Stagecoach agrees to buy nine Coach America businesses

England’s Stagecoach Group has agreed to buy nine Coach America businesses out of bankruptcy protection for $134 million to increase its Megabus network. According to Bloomberg.com, the businesses bought are centered in New York, Chicago, Philadelphia, Pittsburgh and Washington to California, Florida and Texas. Last year the same Coach America units had a profit of $13.3 million last year from sales of $164.4 million. Stagecoach Group’s CEO is Brian Souter.

Coach America Holdings Inc. filed for Chapter 11 bankruptcy in early January in the U.S. Bankruptcy Court for the District of Delaware. As of late November the company, with its more than 3,000-vehicle fleet, had $402 million in debts and some $274 million in assets.

Megabus.com is the first, low-cost, express bus service to offer city-to-city travel for as low as $1 via the Internet. Since launching in April 2006, megabus.com has served more than 15 million passengers throughout more than 70 major cities in the Midwest and Northeast of the USA and Canada.
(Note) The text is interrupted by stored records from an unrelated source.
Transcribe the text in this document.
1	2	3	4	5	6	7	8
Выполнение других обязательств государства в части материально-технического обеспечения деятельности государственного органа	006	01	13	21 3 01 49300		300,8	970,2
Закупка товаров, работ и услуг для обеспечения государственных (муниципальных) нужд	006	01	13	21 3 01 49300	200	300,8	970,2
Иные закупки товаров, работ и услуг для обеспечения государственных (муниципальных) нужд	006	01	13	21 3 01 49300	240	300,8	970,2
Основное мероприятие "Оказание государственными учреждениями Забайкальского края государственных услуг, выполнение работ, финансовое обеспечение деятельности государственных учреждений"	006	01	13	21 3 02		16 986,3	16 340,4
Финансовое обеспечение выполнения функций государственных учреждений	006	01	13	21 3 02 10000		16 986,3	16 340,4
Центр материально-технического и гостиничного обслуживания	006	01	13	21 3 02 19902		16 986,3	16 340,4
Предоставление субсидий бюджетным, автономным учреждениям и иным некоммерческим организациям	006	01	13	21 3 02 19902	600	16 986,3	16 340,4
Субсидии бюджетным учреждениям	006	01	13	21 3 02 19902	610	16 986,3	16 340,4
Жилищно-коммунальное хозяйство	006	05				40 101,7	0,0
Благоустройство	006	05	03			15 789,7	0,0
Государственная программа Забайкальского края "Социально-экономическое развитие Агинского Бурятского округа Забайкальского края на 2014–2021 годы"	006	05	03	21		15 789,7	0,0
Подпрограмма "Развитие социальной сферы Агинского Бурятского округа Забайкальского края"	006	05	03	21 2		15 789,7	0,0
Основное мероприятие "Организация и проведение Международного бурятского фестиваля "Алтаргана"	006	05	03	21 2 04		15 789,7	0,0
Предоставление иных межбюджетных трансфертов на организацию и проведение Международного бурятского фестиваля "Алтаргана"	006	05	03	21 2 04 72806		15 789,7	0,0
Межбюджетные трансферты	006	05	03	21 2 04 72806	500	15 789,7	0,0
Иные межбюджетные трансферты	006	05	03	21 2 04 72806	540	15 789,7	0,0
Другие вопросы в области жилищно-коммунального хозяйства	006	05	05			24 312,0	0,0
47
In late November 2006, Fenway Partners, a middle market private equity firm, entered into an agreement to acquire Coach America, then the largest tour and charter bus operator and the second largest motorcoach services provider in the U.S., from Kohlberg & Company. The New York firm acquired Coach America for $60 million. The company was generating $393 million in revenues at that time. Fenway became the company’s largest shareholder when it invested in Coach America back in 2006.

Red flags around the company’s financial situation appeared in February 2011 when Coach America’s lenders, along with Fenway Partners, amended and restated the company’s senior secured credit facility new investment and debt-to-equity conversion together totaled close to $50 million.